Generate the diagrams for the MBPT case.

Parameters

order (int) – The perturbative order of interest.

Returns

A list of NumPy arrays with the diagrams adjacency matrices.

Return type

list

>>> diagrams_generation(2) 
[array([[0, 2], [2, 0]])]
>>> diagrams_generation(3) 
[array([[0, 2, 0], [0, 0, 2], [2, 0, 0]]),
 array([[0, 1, 1], [1, 0, 1], [1, 1, 0]]),
 array([[0, 0, 2], [2, 0, 0], [0, 2, 0]])]
>>> diagrams_generation(1)
[]
adg.mbpt.extract_cd_denom(start_graph, subgraph)[source]

Extract the computer-readable denominator using the subgraph rule.

Parameters
  • start_graph (NetworkX MultiDiGraph) – The studied graph.

  • subgraph (NetworkX MultiDiGraph) – The subgaph for this particular factor.

Returns

The denominator factor associated to this subgraph.

Return type

str

adg.mbpt.order_diagrams(diagrams)[source]

Order the MBPT diagrams and return the number of diags for each type.

Parameters

diagrams (list) – The unordered MbptDiagrams.

Returns

First element are the ordered MbptDiagrams. Second element is the number of diagrams for each excitation level type.

Return type

tuple

adg.mbpt.print_cd_output(directory, diagrams)[source]

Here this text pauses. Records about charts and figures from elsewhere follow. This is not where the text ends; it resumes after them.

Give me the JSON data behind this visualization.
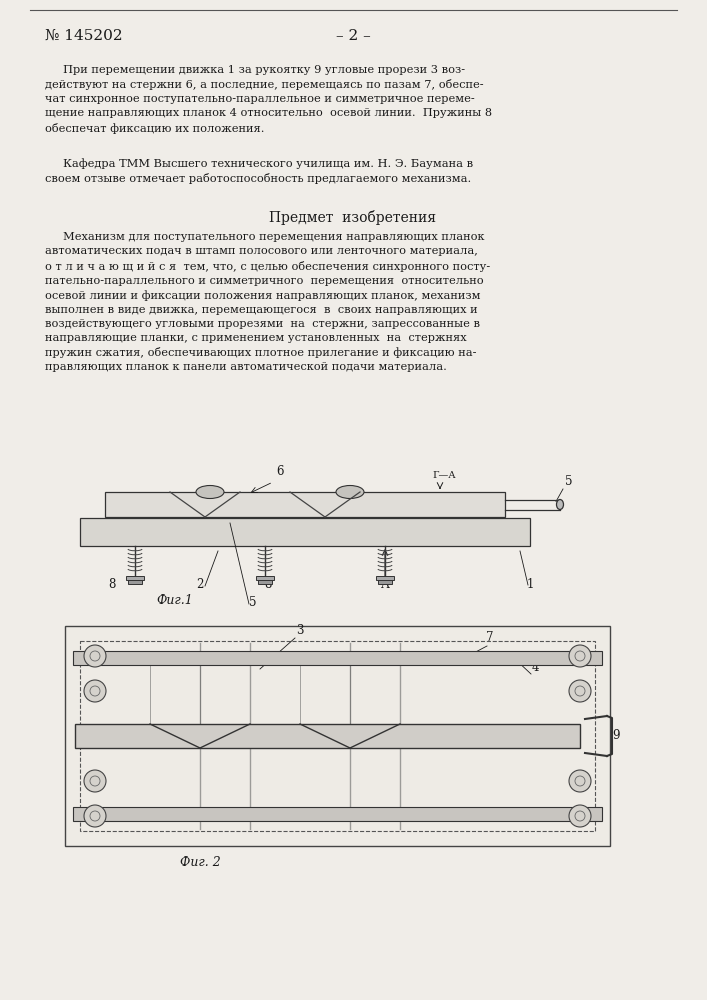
{
  "bg_color": "#f0ede8",
  "page_color": "#f7f5f0",
  "patent_number": "№ 145202",
  "page_number": "– 2 –",
  "text_color": "#1a1a1a",
  "fig1_label": "Фиг.1",
  "fig2_label": "Фиг. 2",
  "section_title": "Предмет  изобретения",
  "para1": "     При перемещении движка 1 за рукоятку 9 угловые прорези 3 воз-\nдействуют на стержни 6, а последние, перемещаясь по пазам 7, обеспе-\nчат синхронное поступательно-параллельное и симметричное переме-\nщение направляющих планок 4 относительно  осевой линии.  Пружины 8\nобеспечат фиксацию их положения.",
  "para2": "     Кафедра ТММ Высшего технического училища им. Н. Э. Баумана в\nсвоем отзыве отмечает работоспособность предлагаемого механизма.",
  "claim": "     Механизм для поступательного перемещения направляющих планок\nавтоматических подач в штамп полосового или ленточного материала,\nо т л и ч а ю щ и й с я  тем, что, с целью обеспечения синхронного посту-\nпательно-параллельного и симметричного  перемещения  относительно\nосевой линии и фиксации положения направляющих планок, механизм\nвыполнен в виде движка, перемещающегося  в  своих направляющих и\nвоздействующего угловыми прорезями  на  стержни, запрессованные в\nнаправляющие планки, с применением установленных  на  стержнях\nпружин сжатия, обеспечивающих плотное прилегание и фиксацию на-\nправляющих планок к панели автоматической подачи материала."
}
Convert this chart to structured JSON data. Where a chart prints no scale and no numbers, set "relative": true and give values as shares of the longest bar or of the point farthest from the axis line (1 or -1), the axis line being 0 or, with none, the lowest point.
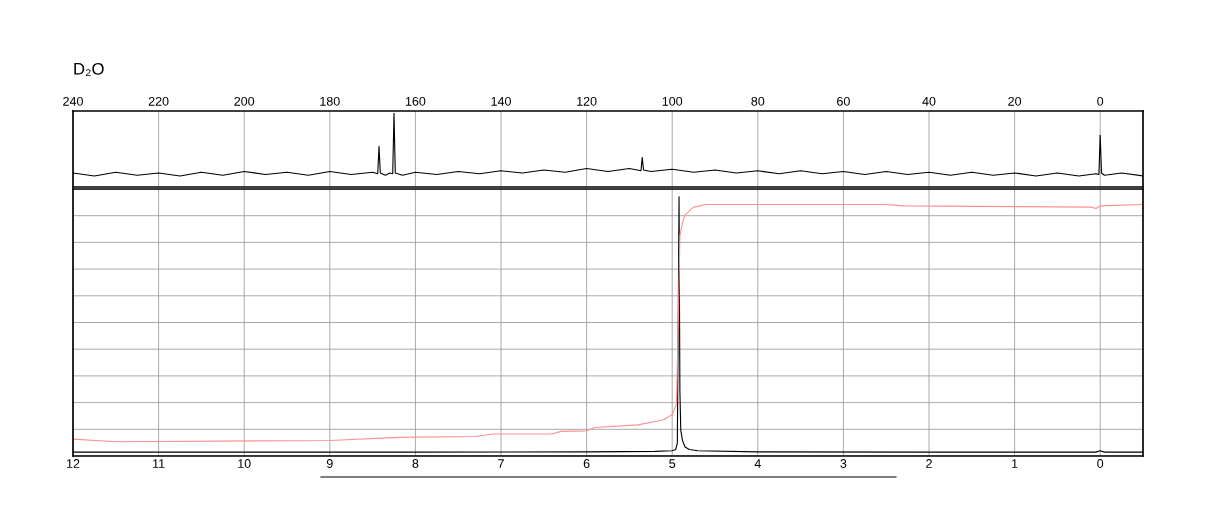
{
  "chart_data": [
    {
      "type": "line",
      "title": "D₂O",
      "relative": true,
      "xlim": [
        240,
        -10
      ],
      "xticks": [
        240,
        220,
        200,
        180,
        160,
        140,
        120,
        100,
        80,
        60,
        40,
        20,
        0
      ],
      "grid": "x",
      "tick_labels": "x",
      "series": [
        {
          "color": "#000000",
          "x": [
            240,
            235,
            230,
            225,
            220,
            215,
            210,
            205,
            200,
            195,
            190,
            185,
            180,
            175,
            170,
            168.8,
            168.5,
            168.2,
            167,
            166,
            165.3,
            165,
            164.7,
            163,
            160,
            155,
            150,
            145,
            140,
            135,
            130,
            125,
            120,
            115,
            110,
            107.3,
            107,
            106.7,
            105,
            100,
            95,
            90,
            85,
            80,
            75,
            70,
            65,
            60,
            55,
            50,
            45,
            40,
            35,
            30,
            25,
            20,
            15,
            10,
            5,
            1,
            0.3,
            0,
            -0.3,
            -1,
            -5,
            -10
          ],
          "values": [
            0.19,
            0.15,
            0.2,
            0.16,
            0.19,
            0.15,
            0.2,
            0.16,
            0.21,
            0.17,
            0.2,
            0.16,
            0.21,
            0.17,
            0.2,
            0.18,
            0.55,
            0.19,
            0.16,
            0.19,
            0.18,
            1,
            0.19,
            0.16,
            0.2,
            0.17,
            0.21,
            0.18,
            0.22,
            0.19,
            0.23,
            0.2,
            0.25,
            0.21,
            0.25,
            0.22,
            0.4,
            0.23,
            0.21,
            0.24,
            0.2,
            0.23,
            0.19,
            0.22,
            0.18,
            0.22,
            0.18,
            0.21,
            0.17,
            0.21,
            0.17,
            0.2,
            0.16,
            0.2,
            0.16,
            0.19,
            0.15,
            0.19,
            0.15,
            0.18,
            0.17,
            0.7,
            0.19,
            0.16,
            0.19,
            0.15
          ]
        }
      ]
    },
    {
      "type": "line",
      "relative": true,
      "xlim": [
        12,
        -0.5
      ],
      "xticks": [
        12,
        11,
        10,
        9,
        8,
        7,
        6,
        5,
        4,
        3,
        2,
        1,
        0
      ],
      "grid": true,
      "tick_labels": "x",
      "series": [
        {
          "color": "#000000",
          "x": [
            12,
            8,
            6,
            5.2,
            5.0,
            4.96,
            4.94,
            4.93,
            4.92,
            4.915,
            4.91,
            4.9,
            4.88,
            4.85,
            4.8,
            4.7,
            4.0,
            2.0,
            0.05,
            0,
            -0.05,
            -0.5
          ],
          "values": [
            0.015,
            0.015,
            0.016,
            0.018,
            0.02,
            0.025,
            0.05,
            0.5,
            1,
            0.6,
            0.25,
            0.1,
            0.06,
            0.035,
            0.025,
            0.02,
            0.016,
            0.015,
            0.015,
            0.02,
            0.015,
            0.015
          ]
        },
        {
          "color": "#ff9090",
          "x": [
            12,
            11.5,
            9,
            8.2,
            7.3,
            7.1,
            6.4,
            6.3,
            6.0,
            5.9,
            5.4,
            5.1,
            5.0,
            4.95,
            4.93,
            4.91,
            4.88,
            4.85,
            4.75,
            4.6,
            4.0,
            2.5,
            2.3,
            0.1,
            0.05,
            0,
            -0.5
          ],
          "values": [
            0.065,
            0.055,
            0.06,
            0.072,
            0.075,
            0.085,
            0.085,
            0.095,
            0.097,
            0.11,
            0.12,
            0.14,
            0.16,
            0.2,
            0.5,
            0.85,
            0.9,
            0.93,
            0.96,
            0.97,
            0.97,
            0.97,
            0.965,
            0.96,
            0.955,
            0.965,
            0.97
          ]
        }
      ]
    }
  ]
}
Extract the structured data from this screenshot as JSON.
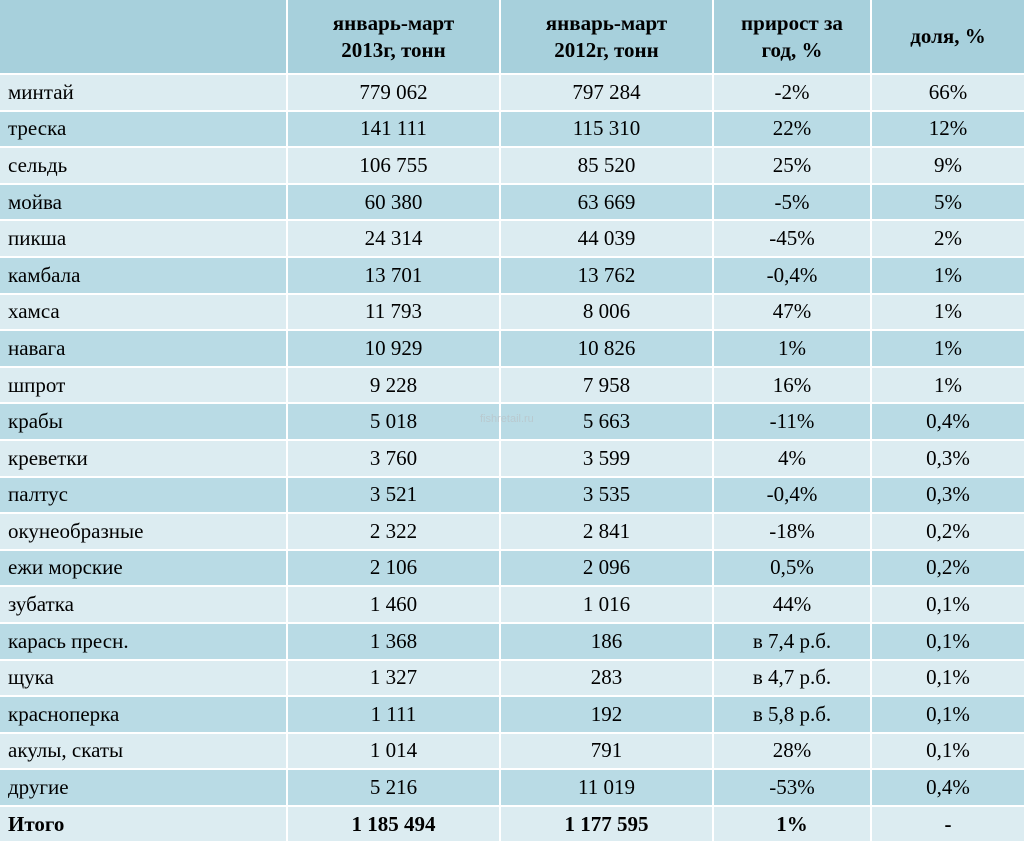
{
  "headers": [
    "",
    "январь-март\n2013г, тонн",
    "январь-март\n2012г, тонн",
    "прирост за\nгод, %",
    "доля, %"
  ],
  "rows": [
    [
      "минтай",
      "779 062",
      "797 284",
      "-2%",
      "66%"
    ],
    [
      "треска",
      "141 111",
      "115 310",
      "22%",
      "12%"
    ],
    [
      "сельдь",
      "106 755",
      "85 520",
      "25%",
      "9%"
    ],
    [
      "мойва",
      "60 380",
      "63 669",
      "-5%",
      "5%"
    ],
    [
      "пикша",
      "24 314",
      "44 039",
      "-45%",
      "2%"
    ],
    [
      "камбала",
      "13 701",
      "13 762",
      "-0,4%",
      "1%"
    ],
    [
      "хамса",
      "11 793",
      "8 006",
      "47%",
      "1%"
    ],
    [
      "навага",
      "10 929",
      "10 826",
      "1%",
      "1%"
    ],
    [
      "шпрот",
      "9 228",
      "7 958",
      "16%",
      "1%"
    ],
    [
      "крабы",
      "5 018",
      "5 663",
      "-11%",
      "0,4%"
    ],
    [
      "креветки",
      "3 760",
      "3 599",
      "4%",
      "0,3%"
    ],
    [
      "палтус",
      "3 521",
      "3 535",
      "-0,4%",
      "0,3%"
    ],
    [
      "окунеобразные",
      "2 322",
      "2 841",
      "-18%",
      "0,2%"
    ],
    [
      "ежи морские",
      "2 106",
      "2 096",
      "0,5%",
      "0,2%"
    ],
    [
      "зубатка",
      "1 460",
      "1 016",
      "44%",
      "0,1%"
    ],
    [
      "карась пресн.",
      "1 368",
      "186",
      "в 7,4 р.б.",
      "0,1%"
    ],
    [
      "щука",
      "1 327",
      "283",
      "в 4,7 р.б.",
      "0,1%"
    ],
    [
      "красноперка",
      "1 111",
      "192",
      "в 5,8 р.б.",
      "0,1%"
    ],
    [
      "акулы, скаты",
      "1 014",
      "791",
      "28%",
      "0,1%"
    ],
    [
      "другие",
      "5 216",
      "11 019",
      "-53%",
      "0,4%"
    ]
  ],
  "total": [
    "Итого",
    "1 185 494",
    "1 177 595",
    "1%",
    "-"
  ],
  "watermark": "fishretail.ru",
  "colors": {
    "header_bg": "#a7d0dc",
    "row_light": "#dcecf1",
    "row_dark": "#b9dbe5",
    "border": "#ffffff"
  }
}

Print a computer-readable file for automated frameworks.

Parameters
  • directory (str) – The path to the output directory.

  • diagrams (list) – All the MbptDiagrams.

adg.mbpt.write_diag_exp(latex_file, mbpt_diag)[source]

Write the expression associated to a diagram in the LaTeX file.

Parameters
  • latex_file (file) – The LaTeX output file to be written in.

  • mbpt_diag (MbptDiagram) – The diagram which expression is being written.

adg.mbpt.write_header(tex_file, diags_nbs)[source]

Write tha appropriate header for the LaTeX file for MBPT diagrams.

Parameters
  • tex_file (file) – The LaTeX ouput file to be written in.

  • diags_nbs (dict) – A dict with the number of diagrams per excitation level type.